📎 Source:openclaw-sumopod — view on GitHub & star ⭐
📧 Smart Email Forward with PDF Data Extraction
Automate Invoice Processing with OpenClaw Sumopod
🎯 TL;DR (Too Long; Didn't Read)
What: Automatically find emails with PDF attachments, extract key data, and forward formatted summaries to your team. Time: 15 minutes setup Result: No more manual copy-paste from invoices! 🤖
┌─────────────┐ ┌─────────────┐ ┌─────────────┐ ┌─────────────┐
│ Gmail │───▶│ Download │───▶│ Extract │───▶│ Forward │
│ Invoice │ │ PDF Attach │ │ Invoice Data│ │ Formatted │
│ Email │ │ to /tmp │ │ (amount, #) │ │ Email │
└─────────────┘ └─────────────┘ └─────────────┘ └─────────────┘
💡 Why Use This?
Real-World Scenario
Before (Manual Hell): 😫
1. Open Gmail
2. Find invoice email from vendor
3. Download PDF attachment
4. Open PDF, squint at numbers
5. Copy invoice number
6. Copy total amount
7. Copy due date
8. Open new email
9. Type everything manually
10. Send to accounting@company.com
11. Repeat 50x per day... 💀
After (Automation Magic): ✨
1. Run workflow once
2. All invoices processed automatically
3. Accounting gets clean data
4. You get coffee ☕
Perfect for:
- 📊 Invoice processing
- 📑 Receipt collection
- 🧾 Expense report automation
- 📋 Purchase order tracking
🗺️ Visual Workflow Map
┌─────────────────────────────────────┐
│ WORKFLOW OVERVIEW │
└─────────────────────────────────────┘
│
▼
┌───────────────────────────────────────────────────────────────┐
│ STEP 1: SEARCH │
│ ┌─────────────┐ │
│ │ Gmail Query │──▶ "from:vendor@acme.com has:attachment" │
│ └─────────────┘ │
└───────────────────────────────────────────────────────────────┘
│
▼
┌───────────────────────────────────────────────────────────────┐
│ STEP 2: DOWNLOAD │
│ ┌─────────────┐ ┌─────────────┐ │
│ │ Get Email │──▶ │ Save PDF │ │
│ │ Attachments │ │ to /tmp/ │ │
│ └─────────────┘ └─────────────┘ │
└───────────────────────────────────────────────────────────────┘
│
▼
┌───────────────────────────────────────────────────────────────┐
│ STEP 3: EXTRACT │
│ ┌─────────────┐ ┌─────────────────────┐ │
│ │ Parse PDF │──▶ │ Extract: │ │
│ │ Text/Tables │ │ • Invoice Number │ │
│ └─────────────┘ │ • Total Amount │ │
│ │ • Due Date │ │
│ │ • Vendor Name │ │
│ └─────────────────────┘ │
└───────────────────────────────────────────────────────────────┘
│
▼
┌───────────────────────────────────────────────────────────────┐
│ STEP 4: FORMAT & FORWARD │
│ ┌─────────────┐ ┌─────────────┐ ┌─────────────┐ │
│ │ Build Clean │──▶ │ Format as │──▶ │ Send to │ │
│ │ Data Object │ │ HTML/Markdown│ │ Recipient │ │
│ └─────────────┘ └─────────────┘ └─────────────┘ │
└───────────────────────────────────────────────────────────────┘
│
▼
┌─────────────────────┐
│ ☕ COFFEE TIME! │
└─────────────────────┘
🛠️ Prerequisites
Before we start, make sure you have:
| Requirement | Status | How to Check |
|---|---|---|
| OpenClaw Gateway | ✅ Required | openclaw gateway status |
| Gmail Access | ✅ Required | Connected via OAuth |
| Python 3.8+ | ✅ Required | python3 --version |
pdftotext or PyPDF2 | ✅ Required | which pdftotext |
Install Required Tools
# Option 1: Install pdftotext (recommended, faster)
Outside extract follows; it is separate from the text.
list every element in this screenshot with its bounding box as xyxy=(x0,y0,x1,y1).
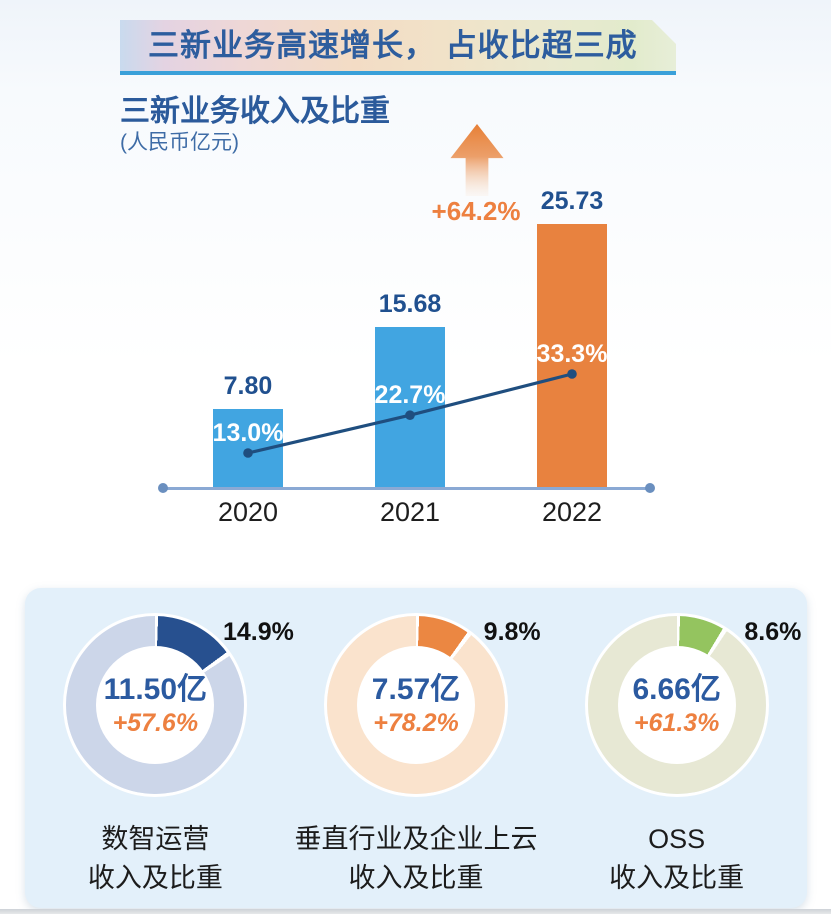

sudo apt-get install poppler-utils
# Option 2: Install Python PDF library
pip install PyPDF2 pdfplumber
🚀 Step-by-Step Implementation
Step 1: Create the Workflow Directory
mkdir -p ~/workflows/email-pdf-processor
cd ~/workflows/email-pdf-processor
Step 2: Create the Main Script
Create file: process_invoices.py
#!/usr/bin/env python3
"""
📧 Smart Email Forward with PDF Data Extraction
Automates invoice processing from Gmail
"""
import os
import re
import json
import tempfile
from datetime import datetime
from pathlib import Path
# ============================================================
# CONFIGURATION - Edit these for your needs
# ============================================================
CONFIG = {
# Gmail search query - customize this!
"search_query": "from:vendor@example.com has:attachment filename:pdf newer_than:1d",
# Where to forward extracted data
"forward_to": "accounting@acmecorp.com",
# Email subject prefix
"subject_prefix": "[AUTO-INVOICE]",
# PDF download directory (auto-cleanup)
"download_dir": "/tmp/invoice_pdfs",
# Debug mode (prints extra info)
"debug": True
}
# ============================================================
# STEP 1: Search Gmail for Invoice Emails
# ============================================================
def search_emails(query):
"""
🔍 Search Gmail using gog CLI
Returns list of emails matching query
"""
import subprocess
print(f"🔍 Searching Gmail: {query}")
cmd = ["gog", "gmail", "search", query, "--max=10", "--json"]
try:
result = subprocess.run(cmd, capture_output=True, text=True)
emails = json.loads(result.stdout)
print(f"✅ Found {len(emails)} email(s)")
return emails
except Exception as e:
print(f"❌ Search failed: {e}")
return []
# ============================================================
# STEP 2: Download PDF Attachments
# ============================================================
def download_attachments(email_id, download_dir):
"""
📥 Download all PDF attachments from an email
Returns list of downloaded file paths
"""
import subprocess
import shutil
os.makedirs(download_dir, exist_ok=True)
downloaded = []
# Get email details
cmd = ["gog", "gmail", "get", email_id, "--include-attachments", "--save-to", download_dir]
try:
result = subprocess.run(cmd, capture_output=True, text=True)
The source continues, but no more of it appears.